Navaly marks 31 years since Sri Lanka bombed a church full of refugees

The 31st anniversary of the bombing of St Peter's Church in Navaly, Jaffna, was commemorated on Thursday evening, as relatives of those killed, members of the public and clergy paid tribute to the victims of one of the deadliest attacks on civilians of the entire armed conflict.

The remembrance was held at St Peter's Church, where the parish priest led religious observances, after which relatives of the dead and members of the public laid flowers and lit candles in memory of the victims.

On 9 July 1995, the Sri Lankan Air Force dropped 13 bombs on St Peter's Church and the nearby Sri Kathirkama Murugan Temple in Navaly, where hundreds of displaced civilians had sought refuge. The attack killed 147 people, among them women and children, and severely wounded more than 350 others.
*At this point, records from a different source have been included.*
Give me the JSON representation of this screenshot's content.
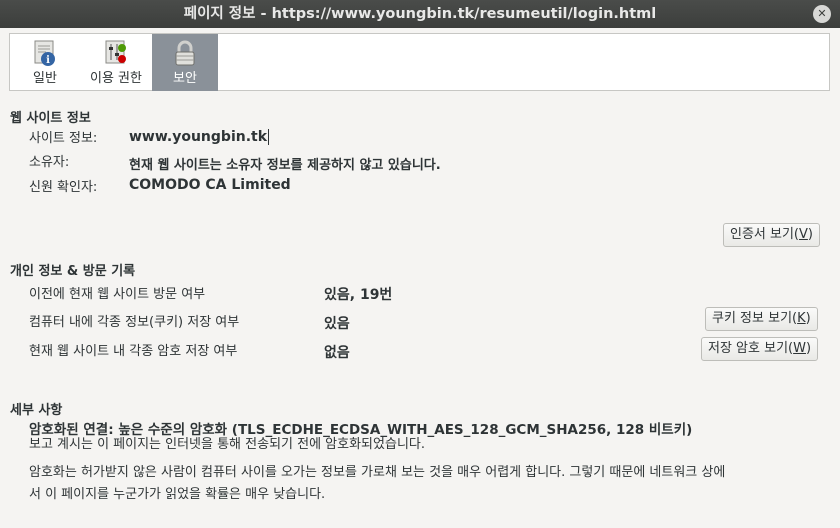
{
  "window": {
    "title": "페이지 정보 - https://www.youngbin.tk/resumeutil/login.html"
  },
  "tabs": [
    {
      "label": "일반",
      "icon": "info-page-icon"
    },
    {
      "label": "이용 권한",
      "icon": "permissions-icon"
    },
    {
      "label": "보안",
      "icon": "lock-icon",
      "active": true
    }
  ],
  "website": {
    "heading": "웹 사이트 정보",
    "site_label": "사이트 정보:",
    "site_value": "www.youngbin.tk",
    "owner_label": "소유자:",
    "owner_value": "현재 웹 사이트는 소유자 정보를 제공하지 않고 있습니다.",
    "verifier_label": "신원 확인자:",
    "verifier_value": "COMODO CA Limited",
    "cert_button": {
      "text": "인증서 보기(",
      "key": "V",
      "close": ")"
    }
  },
  "privacy": {
    "heading": "개인 정보 & 방문 기록",
    "rows": [
      {
        "label": "이전에 현재 웹 사이트 방문 여부",
        "value": "있음, 19번"
      },
      {
        "label": "컴퓨터 내에 각종 정보(쿠키) 저장 여부",
        "value": "있음"
      },
      {
        "label": "현재 웹 사이트 내 각종 암호 저장 여부",
        "value": "없음"
      }
    ],
    "cookie_button": {
      "text": "쿠키 정보 보기(",
      "key": "K",
      "close": ")"
    },
    "password_button": {
      "text": "저장 암호 보기(",
      "key": "W",
      "close": ")"
    }
  },
  "details": {
    "heading": "세부 사항",
    "connection": "암호화된 연결: 높은 수준의 암호화 (TLS_ECDHE_ECDSA_WITH_AES_128_GCM_SHA256, 128 비트키)",
    "line1": "보고 계시는 이 페이지는 인터넷을 통해 전송되기 전에 암호화되었습니다.",
    "line2a": "암호화는 허가받지 않은 사람이 컴퓨터 사이를 오가는 정보를 가로채 보는 것을 매우 어렵게 합니다. 그렇기 때문에 네트워크 상에",
    "line2b": "서 이 페이지를 누군가가 읽었을 확률은 매우 낮습니다."
  }
}
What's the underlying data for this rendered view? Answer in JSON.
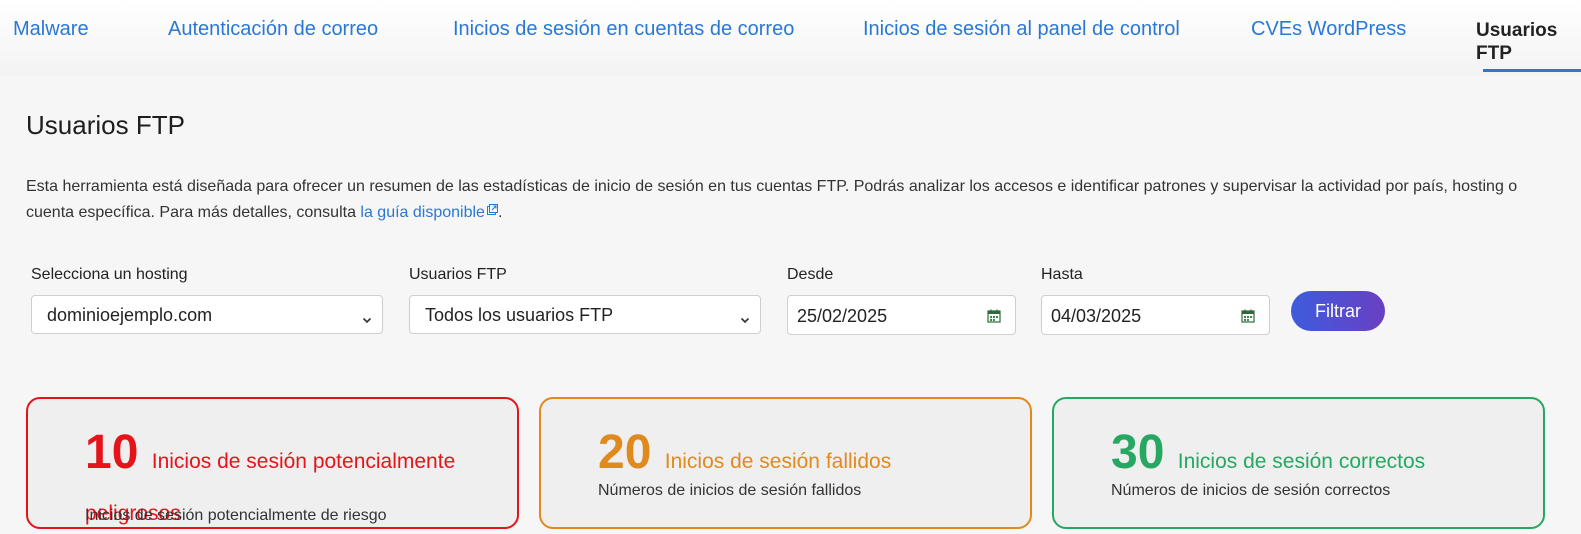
{
  "tabs": [
    {
      "label": "Malware"
    },
    {
      "label": "Autenticación de correo"
    },
    {
      "label": "Inicios de sesión en cuentas de correo"
    },
    {
      "label": "Inicios de sesión al panel de control"
    },
    {
      "label": "CVEs WordPress"
    },
    {
      "label": "Usuarios FTP",
      "active": true
    }
  ],
  "page": {
    "title": "Usuarios FTP",
    "intro_text": "Esta herramienta está diseñada para ofrecer un resumen de las estadísticas de inicio de sesión en tus cuentas FTP. Podrás analizar los accesos e identificar patrones y supervisar la actividad por país, hosting o cuenta específica. Para más detalles, consulta ",
    "guide_link": "la guía disponible",
    "intro_end": "."
  },
  "filters": {
    "hosting": {
      "label": "Selecciona un hosting",
      "value": "dominioejemplo.com"
    },
    "ftp_users": {
      "label": "Usuarios FTP",
      "value": "Todos los usuarios FTP"
    },
    "from": {
      "label": "Desde",
      "value": "25/02/2025"
    },
    "to": {
      "label": "Hasta",
      "value": "04/03/2025"
    },
    "submit_label": "Filtrar"
  },
  "cards": [
    {
      "count": "10",
      "title": "Inicios de sesión potencialmente peligrosos",
      "subtitle": "Inicios de sesión potencialmente de riesgo",
      "color": "#e5141b"
    },
    {
      "count": "20",
      "title": "Inicios de sesión fallidos",
      "subtitle": "Números de inicios de sesión fallidos",
      "color": "#e08a1e"
    },
    {
      "count": "30",
      "title": "Inicios de sesión correctos",
      "subtitle": "Números de inicios de sesión correctos",
      "color": "#27a862"
    }
  ],
  "icons": {
    "external_link": "external-link-icon",
    "dropdown": "chevron-down-icon",
    "calendar": "calendar-icon"
  },
  "colors": {
    "link": "#2a78d6",
    "accent_start": "#3d5cdc",
    "accent_end": "#6a3fc4"
  }
}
Earlier that day, the military had launched its "Leap Forward" operation, pushing into Valikamam behind artillery shelling and aerial bombardment. The relentless shelling had driven residents from their homes, and many fled to the church and the neighbouring Hindu temple in search of safety.

By multiple accounts, the military had earlier distributed leaflets urging civilians to shelter in places of worship as a precaution against the fighting, and hundreds duly gathered at St Peter's Church, believing it a place of safety. Three aircraft then appeared over Navaly and dropped their bombs on the church and temple below. Many of those sheltering were killed instantly, their bodies torn apart by the explosions.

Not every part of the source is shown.